Both values are tunable in config/streaming.json without a code change (streaming restart required).
Every classification result stores confidence and reasoning. Signals with confidence < 0.6 are flagged for human review but not dropped — the system never silently discards data. Invalid JSON from the LLM falls back to category="noise" so the pipeline continues. This design means the LLM is a signal enhancer, not a gatekeeper.
GoldenRecordStream tracks the last generation time per cluster in memory. If a cluster's MPI oscillates around the threshold (0.72 → 0.68 → 0.74 within 2 minutes), only one Golden Record is generated. Cooldown default is 5 minutes, configurable in streaming.json. The cooldown resets on restart — intentional, so the first crossing after a restart always triggers a record.
load_source_weights() reads config/source_weights.json on every MPI computation. This means a weight change to "news" sources (currently 1.2) takes effect on the next signal without a restart. The file is small (~200 bytes) and the stat/read cost is negligible compared to the LLM API calls dominating latency.

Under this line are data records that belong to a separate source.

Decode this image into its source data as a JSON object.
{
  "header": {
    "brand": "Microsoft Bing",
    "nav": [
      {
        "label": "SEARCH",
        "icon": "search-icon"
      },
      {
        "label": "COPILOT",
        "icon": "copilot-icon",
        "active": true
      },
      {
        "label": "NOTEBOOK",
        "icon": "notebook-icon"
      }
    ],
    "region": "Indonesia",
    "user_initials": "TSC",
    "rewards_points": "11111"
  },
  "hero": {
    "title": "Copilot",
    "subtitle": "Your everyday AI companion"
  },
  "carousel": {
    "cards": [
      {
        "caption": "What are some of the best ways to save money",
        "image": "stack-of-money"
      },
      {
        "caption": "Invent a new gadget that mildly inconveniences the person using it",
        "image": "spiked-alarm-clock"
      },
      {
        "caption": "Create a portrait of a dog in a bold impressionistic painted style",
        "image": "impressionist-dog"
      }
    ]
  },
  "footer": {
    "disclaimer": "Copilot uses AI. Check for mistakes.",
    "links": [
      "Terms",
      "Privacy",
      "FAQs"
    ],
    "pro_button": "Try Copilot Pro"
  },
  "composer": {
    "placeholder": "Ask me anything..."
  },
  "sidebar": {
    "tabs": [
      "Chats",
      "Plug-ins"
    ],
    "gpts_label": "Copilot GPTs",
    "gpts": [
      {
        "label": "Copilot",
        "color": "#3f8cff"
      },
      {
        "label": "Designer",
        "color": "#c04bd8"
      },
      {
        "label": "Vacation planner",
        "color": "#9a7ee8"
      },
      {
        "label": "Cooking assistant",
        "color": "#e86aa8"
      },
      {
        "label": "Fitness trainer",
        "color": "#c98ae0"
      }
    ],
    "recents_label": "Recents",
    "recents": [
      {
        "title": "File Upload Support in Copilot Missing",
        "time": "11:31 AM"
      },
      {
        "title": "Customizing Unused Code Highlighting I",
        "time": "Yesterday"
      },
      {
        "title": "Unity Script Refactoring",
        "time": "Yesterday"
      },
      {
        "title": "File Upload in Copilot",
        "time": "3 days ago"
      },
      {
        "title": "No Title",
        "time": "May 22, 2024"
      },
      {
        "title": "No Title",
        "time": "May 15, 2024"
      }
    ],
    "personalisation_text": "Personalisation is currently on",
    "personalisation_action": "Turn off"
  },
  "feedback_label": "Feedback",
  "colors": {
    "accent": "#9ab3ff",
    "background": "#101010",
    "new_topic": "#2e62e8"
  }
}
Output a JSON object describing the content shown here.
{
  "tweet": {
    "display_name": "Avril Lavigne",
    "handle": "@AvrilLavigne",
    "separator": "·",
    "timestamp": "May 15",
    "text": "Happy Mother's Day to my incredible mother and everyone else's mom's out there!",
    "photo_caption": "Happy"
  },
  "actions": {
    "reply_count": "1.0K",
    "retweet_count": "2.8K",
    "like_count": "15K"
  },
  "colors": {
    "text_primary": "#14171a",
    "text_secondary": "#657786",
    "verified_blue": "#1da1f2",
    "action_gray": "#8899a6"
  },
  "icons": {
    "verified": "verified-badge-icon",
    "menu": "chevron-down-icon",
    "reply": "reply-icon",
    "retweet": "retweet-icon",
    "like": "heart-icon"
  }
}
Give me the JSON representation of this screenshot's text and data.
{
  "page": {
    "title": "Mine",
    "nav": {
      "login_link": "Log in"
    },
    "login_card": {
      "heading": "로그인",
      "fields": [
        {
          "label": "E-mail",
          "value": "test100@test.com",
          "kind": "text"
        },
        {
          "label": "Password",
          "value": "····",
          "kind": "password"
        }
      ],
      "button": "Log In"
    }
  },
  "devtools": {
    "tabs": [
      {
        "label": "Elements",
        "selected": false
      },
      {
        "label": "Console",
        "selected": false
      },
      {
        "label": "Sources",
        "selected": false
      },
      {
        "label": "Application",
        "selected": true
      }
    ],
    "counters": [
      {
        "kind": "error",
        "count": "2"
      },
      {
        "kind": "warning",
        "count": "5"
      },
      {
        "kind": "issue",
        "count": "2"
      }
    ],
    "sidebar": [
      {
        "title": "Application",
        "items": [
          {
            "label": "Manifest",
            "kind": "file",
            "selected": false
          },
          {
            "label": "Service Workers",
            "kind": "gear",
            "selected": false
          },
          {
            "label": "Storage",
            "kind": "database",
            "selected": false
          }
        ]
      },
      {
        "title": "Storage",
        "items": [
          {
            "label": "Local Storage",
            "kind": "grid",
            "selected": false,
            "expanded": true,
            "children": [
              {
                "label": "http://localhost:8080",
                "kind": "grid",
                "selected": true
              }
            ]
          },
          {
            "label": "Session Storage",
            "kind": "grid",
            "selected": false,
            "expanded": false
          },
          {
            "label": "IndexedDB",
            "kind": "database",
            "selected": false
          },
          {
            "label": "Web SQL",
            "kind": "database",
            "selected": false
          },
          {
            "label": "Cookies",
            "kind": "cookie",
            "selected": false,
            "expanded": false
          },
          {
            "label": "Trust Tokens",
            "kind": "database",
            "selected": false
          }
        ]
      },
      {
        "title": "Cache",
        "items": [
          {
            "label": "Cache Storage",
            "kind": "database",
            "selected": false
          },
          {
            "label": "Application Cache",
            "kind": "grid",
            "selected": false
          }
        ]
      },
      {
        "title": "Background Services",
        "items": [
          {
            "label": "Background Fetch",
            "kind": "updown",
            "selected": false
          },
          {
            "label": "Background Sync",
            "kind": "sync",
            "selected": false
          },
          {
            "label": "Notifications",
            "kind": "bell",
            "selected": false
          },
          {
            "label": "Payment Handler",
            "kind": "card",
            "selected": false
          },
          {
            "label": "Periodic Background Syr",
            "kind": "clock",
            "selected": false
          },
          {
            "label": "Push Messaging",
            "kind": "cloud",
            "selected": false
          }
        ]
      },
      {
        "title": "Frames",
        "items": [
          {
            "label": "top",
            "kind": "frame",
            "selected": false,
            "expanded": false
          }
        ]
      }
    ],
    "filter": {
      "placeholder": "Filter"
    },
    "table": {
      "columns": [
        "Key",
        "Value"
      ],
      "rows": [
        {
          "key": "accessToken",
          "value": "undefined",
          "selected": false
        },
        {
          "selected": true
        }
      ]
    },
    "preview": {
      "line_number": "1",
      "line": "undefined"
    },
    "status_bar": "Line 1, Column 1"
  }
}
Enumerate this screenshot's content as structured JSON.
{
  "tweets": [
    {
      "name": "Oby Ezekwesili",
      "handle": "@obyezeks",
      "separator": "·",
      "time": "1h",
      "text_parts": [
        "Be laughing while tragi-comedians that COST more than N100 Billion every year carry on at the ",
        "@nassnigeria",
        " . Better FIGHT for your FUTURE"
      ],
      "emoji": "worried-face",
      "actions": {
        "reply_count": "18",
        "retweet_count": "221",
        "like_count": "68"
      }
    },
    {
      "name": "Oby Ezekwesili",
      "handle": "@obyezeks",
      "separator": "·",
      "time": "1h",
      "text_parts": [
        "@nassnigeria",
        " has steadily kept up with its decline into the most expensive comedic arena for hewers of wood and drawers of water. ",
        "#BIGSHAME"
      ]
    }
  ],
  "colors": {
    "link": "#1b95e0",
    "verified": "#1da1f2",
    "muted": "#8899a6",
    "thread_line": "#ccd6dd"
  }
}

The performance feedback loop (F7) can write updated weights atomically via tmp_file.replace(target) — no partial-write window where the calculator would read a corrupted file.
ThresholdCalibrator writes suggestions to calibration_proposals with status="pending". Weights can be applied via POST /performance/apply-proposal/{id}. The MPI_THRESHOLD is returned as a note — it requires a manual .env update and process restart. This is intentional: automatic threshold changes to a live marketing system would be high-risk, especially early in the feedback loop's life when sample sizes are small (minimum 30 Golden Records required before any proposal is generated).
Kafka transactions add significant complexity and require a specific broker configuration. Instead the system achieves the same effect with three complementary mechanisms:
- Manual offset commits — Kafka offset committed only after the DB write succeeds. A crash between write and commit causes re-processing on restart.
- Idempotent DB inserts —
INSERT INTO enriched_signals … ON CONFLICT (event_id) DO NOTHING. Re-processing a batch is a no-op. - Secondary offset store —
kafka_stream_offsetstable stores the committed position. If the Kafka consumer group state is lost (broker restart, group ID change), the consumer seeks to the DB-stored position.
The FastAPI API requires a JWT bearer token for all non-public routes. Tokens are issued via OAuth2 password grant (POST /auth/token). Rate limits (60 req/min read, 20 req/min write) are applied per IP at the middleware layer — not per user, which is acceptable for an internal tool assumption.
API keys for machine-to-machine access (e.g., ad platform webhooks) are stored in the api_keys table and validated separately from user JWTs.